Segment boundaries may be defined by picture (or higher) level syntax structures (e.g., parameter sets when WD4 tiles are used), by segment header information (e.g., rectangular slices of H.263 Annex K), by a combination of the arrangement of segment headers in the bitstream and encoder/decoder state (e.g., H.264 slices when flexible macroblock ordering is not used), or by a combination of two or more of the foregoing mechanisms (i.e., FMO defines slice groups, and within a slice group, picture segments are defined by a combination of the arrangement of slice headers in the bitstream (identifying the first macroblock of a slice by its address) and the implicit dominance of macroblock addresses within the slice group, until the end of the slice is detected by bitstream parsing or other means).

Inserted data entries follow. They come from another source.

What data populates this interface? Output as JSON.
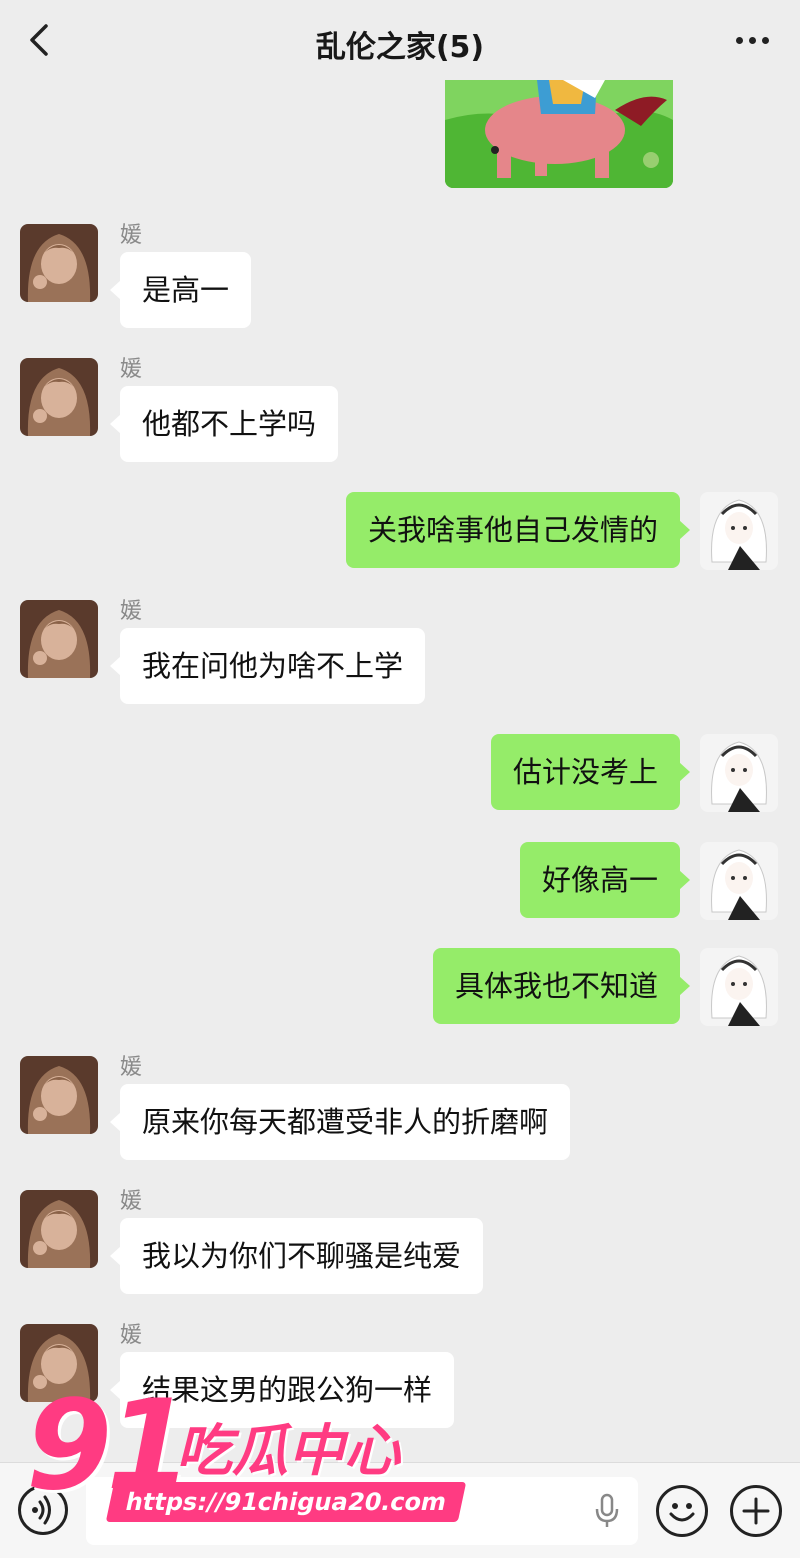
{
  "header": {
    "title": "乱伦之家(5)",
    "back_icon": "chevron-left-icon",
    "more_icon": "more-dots-icon"
  },
  "messages": [
    {
      "side": "left",
      "sender": "媛",
      "text": "是高一"
    },
    {
      "side": "left",
      "sender": "媛",
      "text": "他都不上学吗"
    },
    {
      "side": "right",
      "text": "关我啥事他自己发情的"
    },
    {
      "side": "left",
      "sender": "媛",
      "text": "我在问他为啥不上学"
    },
    {
      "side": "right",
      "text": "估计没考上"
    },
    {
      "side": "right",
      "text": "好像高一"
    },
    {
      "side": "right",
      "text": "具体我也不知道"
    },
    {
      "side": "left",
      "sender": "媛",
      "text": "原来你每天都遭受非人的折磨啊"
    },
    {
      "side": "left",
      "sender": "媛",
      "text": "我以为你们不聊骚是纯爱"
    },
    {
      "side": "left",
      "sender": "媛",
      "text": "结果这男的跟公狗一样"
    }
  ],
  "inputbar": {
    "voice_icon": "voice-icon",
    "mic_icon": "mic-icon",
    "emoji_icon": "emoji-icon",
    "plus_icon": "plus-icon"
  },
  "watermark": {
    "number": "91",
    "name": "吃瓜中心",
    "url": "https://91chigua20.com"
  },
  "colors": {
    "background": "#ededed",
    "incoming_bubble": "#ffffff",
    "outgoing_bubble": "#95ec69",
    "watermark": "#ff3b82"
  }
}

We now describe the first mechanism that allows the prediction tool to select tile boundaries, followed by the mechanism that allows the prediction tool to select slice boundaries. Finally, we describe the interaction of the two mechanisms.

Referring to example 300 in FIG3 , FIG3 shows a coded bitstream 301 including a parameter set 302 and two coded slices 304, 305. The coded slices 304, 305 may belong to one or two coded pictures. In WD4, picture boundaries may be identified by a slice header with an LCU address of 0. The parameter set 302 may include tile control information 303 (e.g., tile boundaries), and in this example it is assumed that the information in the parameter set 302 relates to two coded slices (i.e., the parameter set reference in the slice header includes the same index). In many WD4 and H.264 based systems, parameter sets relate to tens, hundreds, or more slices.

According to one embodiment, parameter set 302 may include multiple prediction tool indication flags (PTIs). For example, when PTI is set (i.e., enabled), prediction across segment boundaries may be allowed regardless of which encoding or decoding tool is associated with the flag; otherwise, when PTI is not set (i.e., disabled), such prediction may be prohibited. Flags may be defined, for example, for entropy coded prediction 306, intra-frame prediction 307, motion vector prediction 308, motion compensated prediction 309, adaptive loop filtering 310, adaptive interpolation filtering 311, deblocking filtering 312, sample adaptive offset 313, and possibly other prediction and in-loop filtering tools defined in the video coding mechanism.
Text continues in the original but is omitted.